The example above could be re-written using Timer::Stopwatch avoiding a lot of the signal-management boilerplate:

use Timer::Stopwatch;

my $stream = Supply.interval(0.5).grep: { Bool.pick }

my Timer::Stopwatch $timer .= new;
my @batch;
react {
    whenever $timer { # This implictly listens to $timer.Supply
        say "Received a batch: { @batch.join: ' ' }";
        @batch = ();
    }
    whenever $stream {
        say "Queuing $_";
        @batch.push: $_;
        $timer.reset: 0.75;
    }
}
# OUTPUT:
# Queuing 1
# Queuing 2
# Received a batch: 1 2
# Queuing 6
# Received a batch: 6
# Queuing 8
# Queuing 9
# Queuing 10
# Received a batch: 8 9 10
# ...

The difference here is that we have one whenever listening directly to the timer (which implicitly calls .Supply on it to wait on its internal Supply), and a separate one listening for events from the stream. When a new event arrives through the stream, we add it to out @batch and reset the timer.

This should make representing cases like this simpler, and for more complex cases it also includes ways to determine whether resetting a timer interrupted one that was running or not. It can be used as a count-down timer, like in this example, or as an open-ended timer. And just like it wraps around a Supply to represent the stream of events that go through it, it also wraps around a Promise to represent the lifetime of the timer, which can be irreversibly stopped.

Developers that have used Go before might find its interface to be familiar, since Timer::Stopwatch was designed to mimic much of the interface of Go’s time.Timer. And indeed, it has already proven to be very effective at translating behaviours that have been written in Go into much simpler Raku code that makes sensible use of the power provided by the Raku classes we’ve been talking about.

A feel for Raku

Before I started writing Raku in earnest, I’d often spend some time here and there browsing through the documentation, marvelling at the seemingly endless landscape of types and classes made to represent a surprising array of what seemed to me to be very subtle differences. I wondered if I’d ever know enough to be able to confidently decide whether a Map, a Bag, or a Hash was the right tool for the job (let alone a SetHash or a BagHash).

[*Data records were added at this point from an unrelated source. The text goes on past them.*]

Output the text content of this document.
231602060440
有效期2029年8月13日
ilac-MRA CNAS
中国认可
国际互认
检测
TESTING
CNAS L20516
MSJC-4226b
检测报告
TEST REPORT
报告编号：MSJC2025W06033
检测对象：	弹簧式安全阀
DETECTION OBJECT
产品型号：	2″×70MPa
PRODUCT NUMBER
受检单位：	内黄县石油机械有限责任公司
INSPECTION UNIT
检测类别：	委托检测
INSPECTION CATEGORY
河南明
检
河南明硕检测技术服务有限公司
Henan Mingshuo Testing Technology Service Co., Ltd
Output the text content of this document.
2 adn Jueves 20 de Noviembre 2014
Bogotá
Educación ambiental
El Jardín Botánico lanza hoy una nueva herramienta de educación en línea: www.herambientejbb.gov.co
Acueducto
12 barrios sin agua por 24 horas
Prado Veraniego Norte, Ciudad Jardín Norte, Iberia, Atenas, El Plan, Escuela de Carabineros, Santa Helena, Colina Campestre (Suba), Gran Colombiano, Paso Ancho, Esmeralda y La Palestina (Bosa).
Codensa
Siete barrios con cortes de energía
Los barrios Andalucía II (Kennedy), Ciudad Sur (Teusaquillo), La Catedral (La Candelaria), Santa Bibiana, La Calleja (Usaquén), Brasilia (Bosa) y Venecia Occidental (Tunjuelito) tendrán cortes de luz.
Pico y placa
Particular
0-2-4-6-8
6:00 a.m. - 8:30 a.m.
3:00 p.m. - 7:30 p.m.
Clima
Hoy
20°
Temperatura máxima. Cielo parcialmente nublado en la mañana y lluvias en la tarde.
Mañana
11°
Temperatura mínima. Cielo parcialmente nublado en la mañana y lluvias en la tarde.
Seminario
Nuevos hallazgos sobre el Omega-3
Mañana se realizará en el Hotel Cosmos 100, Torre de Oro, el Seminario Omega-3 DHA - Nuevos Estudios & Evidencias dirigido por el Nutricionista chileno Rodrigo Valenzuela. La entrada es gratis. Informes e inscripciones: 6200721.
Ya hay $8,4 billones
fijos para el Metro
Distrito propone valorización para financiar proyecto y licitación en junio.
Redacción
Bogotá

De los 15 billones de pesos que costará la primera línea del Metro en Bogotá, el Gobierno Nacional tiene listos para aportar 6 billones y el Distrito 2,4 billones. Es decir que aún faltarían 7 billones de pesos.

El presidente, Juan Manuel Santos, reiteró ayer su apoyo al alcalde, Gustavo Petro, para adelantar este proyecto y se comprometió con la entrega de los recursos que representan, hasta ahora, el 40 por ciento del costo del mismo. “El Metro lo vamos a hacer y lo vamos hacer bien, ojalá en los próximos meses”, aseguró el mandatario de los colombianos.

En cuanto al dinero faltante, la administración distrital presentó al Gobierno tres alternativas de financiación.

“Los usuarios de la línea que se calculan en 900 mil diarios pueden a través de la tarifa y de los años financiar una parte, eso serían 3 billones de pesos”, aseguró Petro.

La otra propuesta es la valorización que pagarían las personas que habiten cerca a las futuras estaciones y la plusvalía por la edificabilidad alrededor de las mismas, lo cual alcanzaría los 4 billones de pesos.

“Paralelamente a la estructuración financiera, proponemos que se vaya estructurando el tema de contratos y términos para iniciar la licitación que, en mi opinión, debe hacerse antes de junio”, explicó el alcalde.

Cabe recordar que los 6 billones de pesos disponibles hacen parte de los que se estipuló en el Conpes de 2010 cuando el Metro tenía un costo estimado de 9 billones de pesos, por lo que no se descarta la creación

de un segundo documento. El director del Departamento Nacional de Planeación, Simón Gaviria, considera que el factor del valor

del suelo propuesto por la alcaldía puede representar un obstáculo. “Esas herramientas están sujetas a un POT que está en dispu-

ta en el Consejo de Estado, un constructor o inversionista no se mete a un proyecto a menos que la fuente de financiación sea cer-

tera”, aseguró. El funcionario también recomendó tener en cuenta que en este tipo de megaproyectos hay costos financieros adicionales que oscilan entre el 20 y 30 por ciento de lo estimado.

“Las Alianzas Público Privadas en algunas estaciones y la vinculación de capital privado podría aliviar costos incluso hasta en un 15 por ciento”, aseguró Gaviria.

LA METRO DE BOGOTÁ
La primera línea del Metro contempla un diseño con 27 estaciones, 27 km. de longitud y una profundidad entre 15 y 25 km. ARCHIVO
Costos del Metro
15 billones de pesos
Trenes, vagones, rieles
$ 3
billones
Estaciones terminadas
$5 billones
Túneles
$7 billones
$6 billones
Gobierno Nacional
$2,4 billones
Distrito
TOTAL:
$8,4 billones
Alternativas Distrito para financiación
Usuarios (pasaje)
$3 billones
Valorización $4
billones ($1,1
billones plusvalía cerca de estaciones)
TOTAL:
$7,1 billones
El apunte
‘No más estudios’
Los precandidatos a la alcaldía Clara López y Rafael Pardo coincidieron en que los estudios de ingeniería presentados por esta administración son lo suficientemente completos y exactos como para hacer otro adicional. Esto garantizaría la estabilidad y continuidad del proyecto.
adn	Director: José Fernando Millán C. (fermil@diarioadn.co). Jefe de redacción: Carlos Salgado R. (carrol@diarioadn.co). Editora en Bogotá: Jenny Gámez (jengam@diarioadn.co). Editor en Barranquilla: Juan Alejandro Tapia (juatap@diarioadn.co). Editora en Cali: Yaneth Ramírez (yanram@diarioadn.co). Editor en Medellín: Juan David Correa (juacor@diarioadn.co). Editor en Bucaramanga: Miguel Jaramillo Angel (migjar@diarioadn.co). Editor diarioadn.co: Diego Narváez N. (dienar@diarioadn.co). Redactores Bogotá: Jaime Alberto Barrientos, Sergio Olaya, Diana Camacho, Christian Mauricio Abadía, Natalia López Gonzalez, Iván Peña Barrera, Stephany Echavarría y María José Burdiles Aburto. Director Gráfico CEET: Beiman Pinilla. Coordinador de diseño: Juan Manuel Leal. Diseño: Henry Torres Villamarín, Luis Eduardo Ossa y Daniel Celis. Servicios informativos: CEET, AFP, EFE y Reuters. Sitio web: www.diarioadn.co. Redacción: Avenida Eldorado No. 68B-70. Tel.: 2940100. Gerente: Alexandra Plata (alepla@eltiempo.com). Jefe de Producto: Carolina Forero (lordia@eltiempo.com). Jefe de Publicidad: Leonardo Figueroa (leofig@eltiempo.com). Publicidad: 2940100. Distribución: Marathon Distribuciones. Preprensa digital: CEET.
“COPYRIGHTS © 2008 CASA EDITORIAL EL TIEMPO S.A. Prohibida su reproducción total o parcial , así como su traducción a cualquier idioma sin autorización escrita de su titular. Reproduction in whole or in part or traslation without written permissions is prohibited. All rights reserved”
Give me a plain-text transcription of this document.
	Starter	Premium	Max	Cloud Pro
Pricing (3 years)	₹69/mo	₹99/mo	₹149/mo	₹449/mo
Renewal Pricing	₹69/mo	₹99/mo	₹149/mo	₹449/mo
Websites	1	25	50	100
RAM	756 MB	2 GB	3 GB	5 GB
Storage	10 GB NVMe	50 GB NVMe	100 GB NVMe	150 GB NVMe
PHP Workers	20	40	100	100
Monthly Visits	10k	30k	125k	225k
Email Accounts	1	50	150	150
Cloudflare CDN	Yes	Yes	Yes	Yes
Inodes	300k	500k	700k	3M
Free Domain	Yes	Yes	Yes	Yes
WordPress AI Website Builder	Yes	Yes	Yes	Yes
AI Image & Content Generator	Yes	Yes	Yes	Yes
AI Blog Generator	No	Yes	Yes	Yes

As it turns out, one of the most illuminating things I learned while writing Timer::Stopwatch was that, while sprawling, Raku was not unmanageable. And its versatility means that you can use the tools that you are familiar with, and take your time to explore new things if you are so inclined. This, after all, is the essence of there being more than one way to do it.

As you do, you’ll also get a feel for what the different types are meant to represent, and more importantly, what they are not. And with that a feel for the Raku language itself. I slowly feel like I’m coming to understand what feels Rakuish.

If you’re getting started with Raku, the concepts I’ve mentioned in this article might seem confusing. It might seem sometimes like there are too many options, too many possibilities, and that might be intimidating. I know it was for me.

But I guarantee that Raku feels larger from the outside, and once inside its size feels less like a threat, and more like an invitation.

Who knows what lies waiting beyond the next click of a mouse?

Only time will tell.

Notes

  1. Unfortunately for this pun, Promise objects already have have ways to represent that they can be kept or broken, so perhaps a more accurate name in this case would be something like “Timer::Cancellable”. But we wouldn’t want accuracy to get in the way of a pun, now would we?
  2. We even have access to restrict what parts of the code are allowed to keep or break a Promise with the use of a vow.